Discurso de ódio contra o presidente

Trump não é o primeiro presidente a enfrentar críticas veementes e até violentas. No auge dos protestos da Guerra do Vietnã, Robert Watts foi condenado por ameaçar o presidente em violação à lei federal. Watts afirmou em um comício político que, se for admitido no Exército (o que ele jurou que nunca ocorreria) e for levado a carregar um rifle, o primeiro homem que quero ver é L.B.J.

De acordo com o Título 18 do Código dos EUA, Seção 871, [i] é ilegal enviar intencionalmente e intencionalmente ou de outra forma fazer qualquer ameaça de tirar a vida, sequestrar ou infligir danos corporais ao presidente dos Estados Unidos. No entanto, como a Suprema Corte deixou claro em sua decisão de 1969 em Watts v. Estados Unidos , há uma diferença significativa entre discurso de ódio e uma ameaça legítima.

O tribunal considerou a declaração de Watts uma hipérbole política grosseira que, à luz de seu contexto e natureza condicional, não constituía uma ameaça consciente e intencional contra o presidente dentro da cobertura de 18 U.S.C. 871 (a).

O tribunal reconheceu que a nação, sem dúvida, tem um interesse válido, até mesmo esmagador, em proteger a segurança de seu chefe do Executivo e em permitir que ele desempenhe suas funções sem a interferência de ameaças de violência física. No entanto, também observou que o debate sobre questões públicas deve ser desinibido, robusto e aberto, e que pode muito bem incluir ataques veementes, cáusticos e, às vezes, desagradavelmente agudos contra o governo e funcionários públicos.

Com isso em mente, o tribunal fundamentou:

Um estatuto como este, que torna o crime uma forma de linguagem pura, deve ser interpretado com os comandos da Primeira Emenda claramente em mente. O que é uma ameaça deve ser distinguido do que é um discurso constitucionalmente protegido.

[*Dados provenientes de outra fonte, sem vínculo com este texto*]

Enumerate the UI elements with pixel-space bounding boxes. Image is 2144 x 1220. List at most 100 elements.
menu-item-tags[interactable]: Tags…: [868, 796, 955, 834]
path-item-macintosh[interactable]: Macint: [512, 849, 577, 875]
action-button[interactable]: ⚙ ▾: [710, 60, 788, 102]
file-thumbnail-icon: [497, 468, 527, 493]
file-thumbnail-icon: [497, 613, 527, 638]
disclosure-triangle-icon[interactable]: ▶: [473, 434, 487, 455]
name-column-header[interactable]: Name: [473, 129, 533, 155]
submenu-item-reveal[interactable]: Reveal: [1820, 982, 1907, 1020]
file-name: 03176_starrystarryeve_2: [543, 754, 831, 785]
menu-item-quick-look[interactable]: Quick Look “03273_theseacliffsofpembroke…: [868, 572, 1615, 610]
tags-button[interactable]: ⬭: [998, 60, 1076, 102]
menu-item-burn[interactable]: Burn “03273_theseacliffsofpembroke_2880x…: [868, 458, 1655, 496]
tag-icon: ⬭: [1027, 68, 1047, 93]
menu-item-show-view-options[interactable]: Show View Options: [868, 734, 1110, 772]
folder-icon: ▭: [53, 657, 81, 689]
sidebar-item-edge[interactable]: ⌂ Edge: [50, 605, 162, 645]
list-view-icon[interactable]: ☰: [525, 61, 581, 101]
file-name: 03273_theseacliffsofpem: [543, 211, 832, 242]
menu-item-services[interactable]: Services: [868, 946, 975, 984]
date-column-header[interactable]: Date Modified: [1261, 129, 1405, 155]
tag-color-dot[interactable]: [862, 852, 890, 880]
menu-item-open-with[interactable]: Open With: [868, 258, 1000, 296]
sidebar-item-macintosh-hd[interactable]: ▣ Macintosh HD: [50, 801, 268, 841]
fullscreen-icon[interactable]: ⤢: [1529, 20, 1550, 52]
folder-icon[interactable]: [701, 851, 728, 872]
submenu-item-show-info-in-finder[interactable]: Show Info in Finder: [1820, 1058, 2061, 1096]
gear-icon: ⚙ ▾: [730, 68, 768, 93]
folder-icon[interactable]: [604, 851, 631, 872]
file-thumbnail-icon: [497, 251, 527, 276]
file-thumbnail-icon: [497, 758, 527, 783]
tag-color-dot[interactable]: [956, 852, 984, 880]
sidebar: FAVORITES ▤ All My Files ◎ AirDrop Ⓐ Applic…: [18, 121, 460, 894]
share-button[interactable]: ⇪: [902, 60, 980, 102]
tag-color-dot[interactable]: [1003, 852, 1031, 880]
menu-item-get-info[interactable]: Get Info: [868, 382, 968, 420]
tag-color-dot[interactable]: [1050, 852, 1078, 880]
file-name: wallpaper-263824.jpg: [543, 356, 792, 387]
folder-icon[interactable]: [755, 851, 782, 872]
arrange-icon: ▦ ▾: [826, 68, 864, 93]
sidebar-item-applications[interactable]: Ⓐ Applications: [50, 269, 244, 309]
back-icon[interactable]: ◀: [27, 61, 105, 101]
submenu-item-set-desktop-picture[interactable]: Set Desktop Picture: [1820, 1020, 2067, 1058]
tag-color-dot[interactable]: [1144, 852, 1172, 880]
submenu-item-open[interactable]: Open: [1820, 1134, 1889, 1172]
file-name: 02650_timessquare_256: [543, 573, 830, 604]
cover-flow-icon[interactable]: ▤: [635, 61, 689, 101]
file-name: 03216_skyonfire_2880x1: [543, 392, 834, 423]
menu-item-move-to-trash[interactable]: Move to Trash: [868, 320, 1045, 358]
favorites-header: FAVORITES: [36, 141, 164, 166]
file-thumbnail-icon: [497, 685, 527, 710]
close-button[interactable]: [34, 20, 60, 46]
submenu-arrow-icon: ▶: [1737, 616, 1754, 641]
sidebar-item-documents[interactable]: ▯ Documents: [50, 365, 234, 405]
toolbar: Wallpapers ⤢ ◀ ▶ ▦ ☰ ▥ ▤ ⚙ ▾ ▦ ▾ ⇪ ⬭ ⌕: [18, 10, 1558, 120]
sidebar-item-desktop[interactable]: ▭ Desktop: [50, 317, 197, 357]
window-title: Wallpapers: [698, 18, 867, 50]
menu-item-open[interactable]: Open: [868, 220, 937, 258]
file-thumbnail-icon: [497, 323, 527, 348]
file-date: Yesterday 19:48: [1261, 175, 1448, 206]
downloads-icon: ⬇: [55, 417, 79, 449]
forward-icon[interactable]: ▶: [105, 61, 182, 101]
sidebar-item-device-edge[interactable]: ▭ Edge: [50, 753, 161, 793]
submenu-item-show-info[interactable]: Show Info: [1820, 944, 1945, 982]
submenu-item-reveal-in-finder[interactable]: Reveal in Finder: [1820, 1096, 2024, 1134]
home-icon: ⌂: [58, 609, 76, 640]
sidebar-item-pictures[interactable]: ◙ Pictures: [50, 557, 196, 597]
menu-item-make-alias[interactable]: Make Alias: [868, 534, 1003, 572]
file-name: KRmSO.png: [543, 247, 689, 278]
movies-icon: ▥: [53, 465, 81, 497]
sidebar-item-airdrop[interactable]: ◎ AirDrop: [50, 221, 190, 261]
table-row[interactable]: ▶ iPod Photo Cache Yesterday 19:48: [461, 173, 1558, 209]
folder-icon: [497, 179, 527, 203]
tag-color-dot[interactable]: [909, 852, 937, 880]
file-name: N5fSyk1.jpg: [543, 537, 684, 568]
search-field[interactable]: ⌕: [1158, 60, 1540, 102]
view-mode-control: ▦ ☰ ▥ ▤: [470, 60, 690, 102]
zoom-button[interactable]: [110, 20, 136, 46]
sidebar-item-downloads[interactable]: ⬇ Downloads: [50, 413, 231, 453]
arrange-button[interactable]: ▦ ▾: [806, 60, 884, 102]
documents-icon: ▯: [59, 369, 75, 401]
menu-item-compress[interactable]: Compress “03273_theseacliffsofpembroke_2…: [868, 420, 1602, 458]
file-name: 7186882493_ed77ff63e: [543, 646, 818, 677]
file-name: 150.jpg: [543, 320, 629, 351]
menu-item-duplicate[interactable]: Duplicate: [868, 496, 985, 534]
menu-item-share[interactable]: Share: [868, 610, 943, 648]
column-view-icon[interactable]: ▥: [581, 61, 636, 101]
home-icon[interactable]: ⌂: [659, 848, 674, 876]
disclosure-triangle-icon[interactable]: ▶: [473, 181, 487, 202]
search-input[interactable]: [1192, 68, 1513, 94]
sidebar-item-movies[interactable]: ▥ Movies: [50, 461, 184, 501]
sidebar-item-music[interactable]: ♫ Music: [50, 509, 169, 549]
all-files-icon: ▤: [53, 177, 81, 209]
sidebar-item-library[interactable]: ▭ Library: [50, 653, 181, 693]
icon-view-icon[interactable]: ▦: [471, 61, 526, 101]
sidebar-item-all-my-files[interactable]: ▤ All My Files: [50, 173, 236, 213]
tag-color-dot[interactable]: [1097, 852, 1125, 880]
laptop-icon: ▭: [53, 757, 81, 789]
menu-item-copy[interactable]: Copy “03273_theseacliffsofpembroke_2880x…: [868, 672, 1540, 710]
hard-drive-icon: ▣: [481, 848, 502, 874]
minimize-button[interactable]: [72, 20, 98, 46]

Conseqüentemente, a Suprema Corte concordou com Watts que sua única ofensa aqui foi uma espécie de método ofensivo muito bruto de declarar uma oposição política ao presidente. O mesmo pode ser dito de Kathy Griffin, cujo ódio por Trump não deve ser confundido com uma ameaça legítima à sua segurança.

Donald Scarinci é sócio-gerente da firma de advocacia Lyndhurst, NJ Sapatos Hollenbeck . Ele também é o editor do Repórter de Direito Constitucional e Governo e Lei blogs.